We followed Elizabeth Jennings (Keri Russell) and Phillip Jennings (Matthew Rhys) have a 'normal' life: raising two kids (to sell the lie they ware a happy normal wedded couple) amd running a travel agency as part of their cover. On the other side they had their spy life: going on various missions, which always required elaborate disguises and often involved having sex with or killing various people. What is perhaps the most brilliant part of the premise is that these are KGB spies, which is juxtapositioned against what such a show normally would be, i.e. followed from the eyes of CIA spies. It always felt genuine and enganging, even with their enemy being the United States government. And to top it off, because of the excellent writing and acting, you really came to care about and invested in the Jennings' family. Not enough praises can be sang about the great perfomances of the cast in general, but especially Rhys and Russell. Being a able to act your way though these intense spy scenes and on the other hand the warm family scenes is not a feat every actor could pull off and Rhys and Russell did this perfectly. Normally I'm not a shipper of two characters in any show, but I sure was rooting for these two characters to be together! Also, both have received nominations from the Critics Choice Awards, deservedly so, and we can only hope they go on to win these and an emmy for their terrific work!
Then on the opposite side there is Stan Beeman, played by the terrific Noah Emmerich, whom I liked at first and I grew to dislike over the course of the season. I feel dislike is to strong a word to use how I feel about his character, but he's been doing some questional stuff in the latter part of the season and I really can say I don't actually like him any more. Hopefully season two will delve more into his (back)story as there is a lot of juicy material there. Especially now that he had a falling out with his wife, Sandra Beeman (Susan Misner), and she has been announced as a regular for next season!
Also upped to season regulars next season are Martha Hanson, played surprisingly well by relative newcomer Alison Wright, and Nina, played by Annet Mahendru. Both are essentially 'innocent' office workers on opposite sides of the conflict, getting caught up in the plans of both the Jennings' and Beeman's.
Which brings me to drawn out plots, the Philip and Elizabeth seperation story line was drawn out. Too much so, at the end it felt they were apart longer than they were together on the show. Also, there could even be said something about the fact this whole storyline took place in the show's first season. Though I can still draw positives from this; it worked. The fact that the seperation storyline worked in the show's first season is just another statement on how strong the writng and acting was. And it's resolution was brilliant, I had several theories in my mind on how'd they find their way back together. None of them were as simple and fantastic as Elizabeth asked Phillip, in Russian to “Come home. It was a great moment and I genuinenly felt empathy and emotion for them.

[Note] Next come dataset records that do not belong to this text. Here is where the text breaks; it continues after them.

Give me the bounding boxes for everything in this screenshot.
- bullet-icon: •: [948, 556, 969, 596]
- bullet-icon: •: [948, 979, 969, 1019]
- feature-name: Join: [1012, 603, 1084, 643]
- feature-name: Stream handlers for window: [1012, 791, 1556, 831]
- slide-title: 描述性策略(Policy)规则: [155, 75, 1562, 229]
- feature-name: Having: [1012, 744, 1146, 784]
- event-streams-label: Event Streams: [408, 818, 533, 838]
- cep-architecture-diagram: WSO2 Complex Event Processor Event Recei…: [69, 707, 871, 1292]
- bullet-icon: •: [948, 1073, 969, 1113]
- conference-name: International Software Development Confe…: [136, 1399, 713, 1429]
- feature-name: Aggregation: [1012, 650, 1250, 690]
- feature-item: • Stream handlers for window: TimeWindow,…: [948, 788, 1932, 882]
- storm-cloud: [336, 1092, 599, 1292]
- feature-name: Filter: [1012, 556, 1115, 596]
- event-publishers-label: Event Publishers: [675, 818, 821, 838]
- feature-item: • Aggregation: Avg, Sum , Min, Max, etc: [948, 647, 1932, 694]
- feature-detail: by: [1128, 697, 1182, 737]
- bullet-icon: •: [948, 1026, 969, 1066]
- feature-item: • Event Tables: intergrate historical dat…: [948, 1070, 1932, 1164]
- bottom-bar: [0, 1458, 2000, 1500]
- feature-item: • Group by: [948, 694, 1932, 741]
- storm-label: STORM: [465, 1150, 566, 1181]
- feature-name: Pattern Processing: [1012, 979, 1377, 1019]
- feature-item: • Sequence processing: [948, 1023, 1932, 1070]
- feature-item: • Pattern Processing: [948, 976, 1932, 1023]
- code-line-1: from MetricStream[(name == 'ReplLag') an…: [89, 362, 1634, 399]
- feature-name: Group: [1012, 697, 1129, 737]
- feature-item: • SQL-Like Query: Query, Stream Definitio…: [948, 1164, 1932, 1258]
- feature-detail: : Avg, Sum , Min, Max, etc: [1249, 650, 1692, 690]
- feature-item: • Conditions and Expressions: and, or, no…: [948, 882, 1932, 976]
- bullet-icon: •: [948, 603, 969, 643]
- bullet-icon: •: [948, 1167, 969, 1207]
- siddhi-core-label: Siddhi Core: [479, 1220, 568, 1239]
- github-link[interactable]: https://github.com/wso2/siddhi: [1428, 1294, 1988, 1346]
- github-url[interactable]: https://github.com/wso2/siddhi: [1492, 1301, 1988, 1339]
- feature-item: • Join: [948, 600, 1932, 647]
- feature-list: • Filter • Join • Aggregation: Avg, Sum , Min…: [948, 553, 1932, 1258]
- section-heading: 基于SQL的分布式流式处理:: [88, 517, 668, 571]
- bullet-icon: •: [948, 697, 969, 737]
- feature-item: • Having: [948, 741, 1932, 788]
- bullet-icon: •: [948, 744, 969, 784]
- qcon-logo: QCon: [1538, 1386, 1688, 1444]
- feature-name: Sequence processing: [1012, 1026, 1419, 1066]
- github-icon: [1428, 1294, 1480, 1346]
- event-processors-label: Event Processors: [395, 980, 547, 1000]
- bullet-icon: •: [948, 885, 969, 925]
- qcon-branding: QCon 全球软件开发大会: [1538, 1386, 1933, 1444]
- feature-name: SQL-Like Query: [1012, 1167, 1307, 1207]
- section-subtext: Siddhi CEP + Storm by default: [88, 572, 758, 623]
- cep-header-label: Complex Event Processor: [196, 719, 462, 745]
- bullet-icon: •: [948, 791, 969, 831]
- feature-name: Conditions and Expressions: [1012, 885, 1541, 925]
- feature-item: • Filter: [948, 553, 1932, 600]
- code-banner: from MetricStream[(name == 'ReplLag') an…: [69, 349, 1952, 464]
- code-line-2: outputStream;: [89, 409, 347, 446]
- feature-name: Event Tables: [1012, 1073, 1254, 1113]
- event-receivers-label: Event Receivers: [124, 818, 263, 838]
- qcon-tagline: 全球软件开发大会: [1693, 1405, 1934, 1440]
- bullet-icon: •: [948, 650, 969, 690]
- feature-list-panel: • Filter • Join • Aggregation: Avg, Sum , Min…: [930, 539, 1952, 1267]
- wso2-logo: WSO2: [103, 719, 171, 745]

Overall these compelling characters we sympathize with in a morally grey world, where noone is trule good or evil, has made for a fascinating watch. What also stands out, is that the characters (and agencies) were smart, it is something that is usually an obstacle for a show with two sides at conflict. Where one is dumbed down for the other to get the upper hand or get away, etc. This is not the case with "The Americans'', actions had direct and logical consequences. Nina acted strange, they had her followed. Assassinate an assassin and he was prepared for it, because of how he was trained. A long the way there also were a few great twists and turns. For the characters nothing came for granted and it made for some great television.
Besides the Nina and Martha storylines I mentioned above, there are some other great storylines waiting for season 2. With Sanford (Tim Hopper) in custody, Elizabeth recovering and Paige being suspicious I can hardly wait for season 2!